Comenzaron a salir entrevistas en los diarios, las radios y los estudios de televisión se peleaban por una nota.
“Es un don de Dios. Creo que me conecto con el dolor de las madres y llego a recibir información. La gente que me conoce me dice que he aguantado mucho dolor, mucha desesperación y que voy acumulando esa energía. Por eso estoy enferma, he entregado mucho y he sufrido mucho con las familias, es un dolor que tomo personal porque sé lo que es pasar por esto. A lo mejor yo estoy en esta búsqueda eterna porque me siento culpable por mi hijo. ¿Por qué no lo cuidé, por qué no evité el riesgo? El dolor es muy grande”.
“Sí, aunque me iría a Estados Unidos o Rusia para que me perfeccionen. Aprendería otras técnicas, otros idiomas, me habrían pulido. Yo soy media bruta, yo miro y capto, pero con preparación hubiera sido otra cosa. Soy como un diamante en bruto, pero me perdieron ya, estoy muy vieja, ¡ja!”.

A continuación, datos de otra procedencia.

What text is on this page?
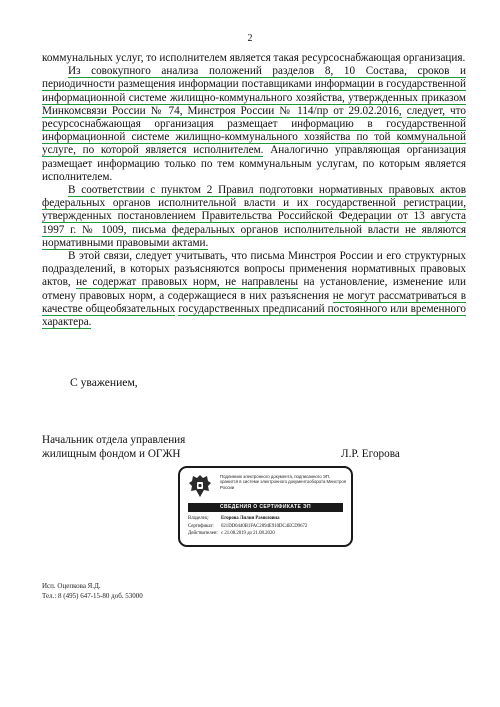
2

коммунальных услуг, то исполнителем является такая ресурсоснабжающая организация.

Из совокупного анализа положений разделов 8, 10 Состава, сроков и периодичности размещения информации поставщиками информации в государственной информационной системе жилищно-коммунального хозяйства, утвержденных приказом Минкомсвязи России № 74, Минстроя России № 114/пр от 29.02.2016, следует, что ресурсоснабжающая организация размещает информацию в государственной информационной системе жилищно-коммунального хозяйства по той коммунальной услуге, по которой является исполнителем. Аналогично управляющая организация размещает информацию только по тем коммунальным услугам, по которым является исполнителем.

В соответствии с пунктом 2 Правил подготовки нормативных правовых актов федеральных органов исполнительной власти и их государственной регистрации, утвержденных постановлением Правительства Российской Федерации от 13 августа 1997 г. № 1009, письма федеральных органов исполнительной власти не являются нормативными правовыми актами.

В этой связи, следует учитывать, что письма Минстроя России и его структурных подразделений, в которых разъясняются вопросы применения нормативных правовых актов, не содержат правовых норм, не направлены на установление, изменение или отмену правовых норм, а содержащиеся в них разъяснения не могут рассматриваться в качестве общеобязательных государственных предписаний постоянного или временного характера.

С уважением,
Начальник отдела управления
жилищным фондом и ОГЖН	Л.Р. Егорова
Подлинник электронного документа, подписанного ЭП, хранится в системе электронного документооборота Минстроя России
СВЕДЕНИЯ О СЕРТИФИКАТЕ ЭП
Владелец:	Егорова Лилия Рамиловна
Сертификат: 021DD0440B1FAC2894E910DC4ECD9672
Действителен: с 21.08.2019 до 21.08.2020
Исп. Оцепкова Я.Д.
Тел.: 8 (495) 647-15-80 доб. 53000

Empieza a llover e Isabel Cristina apaga el último de la docena de cigarros que fumó durante la entrevista. Dice que en todo este tiempo ha sido feliz, que a pesar de su pena y su enfermedad, ha disfrutado cada momento de su vida y que la muerte será su descanso eterno. Pero antes, quiere escribir un libro. Incluso ya tiene el título, “Mi búsqueda eterna”, donde podrá contar su historia y los detalles de los casos en los que participó. “Hasta que yo dé mi último suspiro voy a ayudar a la gente a encontrar a sus familiares. Creo que todos venimos a este mundo con un don y este es el mío. Y si no lo hacemos ahora, ¿cuándo lo vamos a hacer?”.